Por Fernando Paz
RegeneraciónMx.- El hombre se baja del camión con esfuerzo, casi tiene que dar un brinco. Es bajito, viste un pantalón de mezclilla muy usado, sucio, y al parecer de una talla mayor; porta una camiseta de cuello redondo roja, aunque los tantos soles de junio la han tornado a rosa pálido en los hombros y espalda. Sonríe y me saluda. Que qué tal estoy. Estoy bien, gracias. ¿Y él? También está bien, aunque un poco amoladón de salud; la diabetes, ya sé. ¿A poco? Sí, para colmo le han quitado el salario base y lo han dejado con la pura comisión. ¿Cómo cree? Sí, que ya sé cómo son los patrones.

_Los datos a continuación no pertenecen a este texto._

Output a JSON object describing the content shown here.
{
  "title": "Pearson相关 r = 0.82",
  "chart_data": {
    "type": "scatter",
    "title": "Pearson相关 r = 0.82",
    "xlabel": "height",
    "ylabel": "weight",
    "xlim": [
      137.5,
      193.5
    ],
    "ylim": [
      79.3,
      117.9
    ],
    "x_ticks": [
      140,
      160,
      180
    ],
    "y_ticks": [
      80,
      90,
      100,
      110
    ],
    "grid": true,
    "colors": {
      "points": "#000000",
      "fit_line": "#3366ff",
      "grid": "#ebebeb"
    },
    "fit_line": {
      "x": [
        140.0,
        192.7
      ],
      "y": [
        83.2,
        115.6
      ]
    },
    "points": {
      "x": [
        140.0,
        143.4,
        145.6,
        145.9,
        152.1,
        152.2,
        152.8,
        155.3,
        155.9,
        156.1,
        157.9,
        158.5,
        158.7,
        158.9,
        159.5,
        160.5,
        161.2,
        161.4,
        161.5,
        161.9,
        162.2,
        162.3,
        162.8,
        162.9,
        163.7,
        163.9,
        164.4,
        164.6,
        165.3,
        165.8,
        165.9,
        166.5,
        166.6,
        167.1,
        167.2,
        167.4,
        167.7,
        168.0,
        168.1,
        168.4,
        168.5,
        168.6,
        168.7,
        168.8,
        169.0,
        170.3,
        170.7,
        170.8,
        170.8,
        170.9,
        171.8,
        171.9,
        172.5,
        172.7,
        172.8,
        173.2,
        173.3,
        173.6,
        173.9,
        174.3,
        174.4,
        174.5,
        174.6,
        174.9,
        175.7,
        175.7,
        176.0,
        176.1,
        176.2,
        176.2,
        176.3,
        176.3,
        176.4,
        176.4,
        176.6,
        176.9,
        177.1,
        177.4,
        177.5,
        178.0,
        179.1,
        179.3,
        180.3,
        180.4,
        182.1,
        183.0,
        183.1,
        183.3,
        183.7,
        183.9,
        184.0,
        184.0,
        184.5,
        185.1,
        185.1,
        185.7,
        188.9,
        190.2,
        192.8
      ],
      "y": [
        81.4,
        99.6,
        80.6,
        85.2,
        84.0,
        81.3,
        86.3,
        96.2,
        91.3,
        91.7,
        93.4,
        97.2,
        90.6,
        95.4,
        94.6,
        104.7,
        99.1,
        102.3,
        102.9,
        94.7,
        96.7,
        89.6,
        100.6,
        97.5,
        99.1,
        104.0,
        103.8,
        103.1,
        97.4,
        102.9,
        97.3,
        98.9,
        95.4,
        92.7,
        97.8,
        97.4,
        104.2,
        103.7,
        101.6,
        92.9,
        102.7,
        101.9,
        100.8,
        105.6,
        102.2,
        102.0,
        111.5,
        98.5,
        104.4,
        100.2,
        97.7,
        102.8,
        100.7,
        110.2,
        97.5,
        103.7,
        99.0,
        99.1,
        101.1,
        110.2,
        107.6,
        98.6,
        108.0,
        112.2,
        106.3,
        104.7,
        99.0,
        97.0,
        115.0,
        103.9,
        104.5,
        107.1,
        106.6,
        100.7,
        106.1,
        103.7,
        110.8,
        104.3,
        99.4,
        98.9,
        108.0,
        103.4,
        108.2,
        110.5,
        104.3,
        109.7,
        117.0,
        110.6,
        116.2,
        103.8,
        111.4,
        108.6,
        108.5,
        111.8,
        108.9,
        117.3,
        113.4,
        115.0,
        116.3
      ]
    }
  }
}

Mientras su ayudante desenrolla la manguera y la conecta a la toma del tanque estacionario, él manipula la bomba de gas y checa, con esa memoria corporal que dan los años, las palancas y controles electrónicos. Vuelve a su terapia. Dice su patrón que la culpa es del presidente, que ya sé también (su estribillo “usted saabe…” no cansa porque el dejo “defeño” le pone melodía); que le reclame a él, le ha dicho el dueño de la gasera (y dueño de un conglomerado comercial enorme); que el Peje subió los impuestos y así ya no puede pagar el salario de “su gente”.
René tiene acceso directo al magnate por los muchos años trabajados en la empresa, cuando llega de visita a esta región, al sur de Veracruz, es a él a quien solicita para que “le choferee”; al parecer hay aprecio, pero de ese aprecio conveniente que mantiene la distancia, la diferencia de clase y sobre todo la no confianza para andar mendigando incrementos salariales. Que tiene hasta una cuadra de caballos, que sus nietos practican eso del gorrito negro, el pantalón caqui y las botas a las rodillas, que cómo veo.
Le digo que gente como su patrón no quiere dejar de ganar ni tantito, que el presidente no ha aumentado los impuestos, sino que ahora simplemente sí se los cobran, y que el aumento al salario mínimo es un intento de reducir un poco la enorme desigualdad social y de mejorar la distribución de la riqueza en el país. Le he dicho que ese es solo un pretexto de su jefe para no dejar de ganar a lo que se ha acostumbrado, sin importarle que, en esta etapa de su vida (René debe andar por los 62), precarice aún más su nivel adquisitivo y disminuya su esperanza de una pensión digna. Le pregunto si le dieron una indemnización; que no, que así son los patrones, que ya sé, que para colmo se le jodió una rótula al camión el día anterior y que no trabajó.
Al menos eso lo paga la empresa ¿no? No, que los servicios y reparaciones del camión corren por su cuenta; le comento que eso es injusto; que sí, pero que así son los patrones, que ya sé. El ayudante termina el llenado y le chifla para que corte el suministro. La impresora de la bomba emite el recibo y René le pone un descuento de un peso por litro, es el descuento acostumbrado por la compra frecuente; nunca le he preguntado si ese descuento le afecta en su desempeño, en su comisión pues, esta vez lo hago y me dice que no, que eso es para los clientes de siempre, que si está seguro; que sí, seguro, que no me preocupe, me dice sonriendo.
Nos mintieron durante 40 años con aquello de que, si se aumentaba el salario mínimo de una manera importante, se generaría inflación. Ni siquiera propusieron que se hiciera gradualmente, o que el aumento fuera un poco mayor que el índice inflacionario. No, lo de ellos nunca fue pensar en los menos afortunados, sino en quedar bien con esa oligarquía siempre hambrienta de más ingresos y que los había puesto ahí para eso: para que le sirvieran lo que pidiera del menú, sin molestarla y con el permiso tácito de servirse a su vez dentro de la cocina; total, ella controlaba la opinión pública. Malditos presidentitos-títere.
Le digo a René que me permita, que voy a la oficina por el efectivo, que está bien; oigo, que cuánto quiero por el horno que está en el andén, que si no lo vendo, que quiere vender pollo horneado para independizarse, que ya se cansó de ser empleado. Le digo que, para él a mitad de precio, y que me de un enganche y el resto en parcialidades, que lo va a pensar. Regreso con el pago de la remisión y le doy aparte lo del descuento, que eso es para él.
No lo recibe, dice que eso lo absorbe la empresa, que ya sé; sí, ya sé, pero insisto. Me agradece y me da la mano, esta vez la aprieta más que siempre y su sonrisa intenta disfrazar inútilmente la tristeza de sus ojos. Se sube rápido a su camión de gas y se despide agitando el brazo por fuera de la ventanilla con la sonrisa ocupando todo el espejo lateral. Quiero decirle a René que hay esperanza, que por fin la hay, pero ya no me escucha.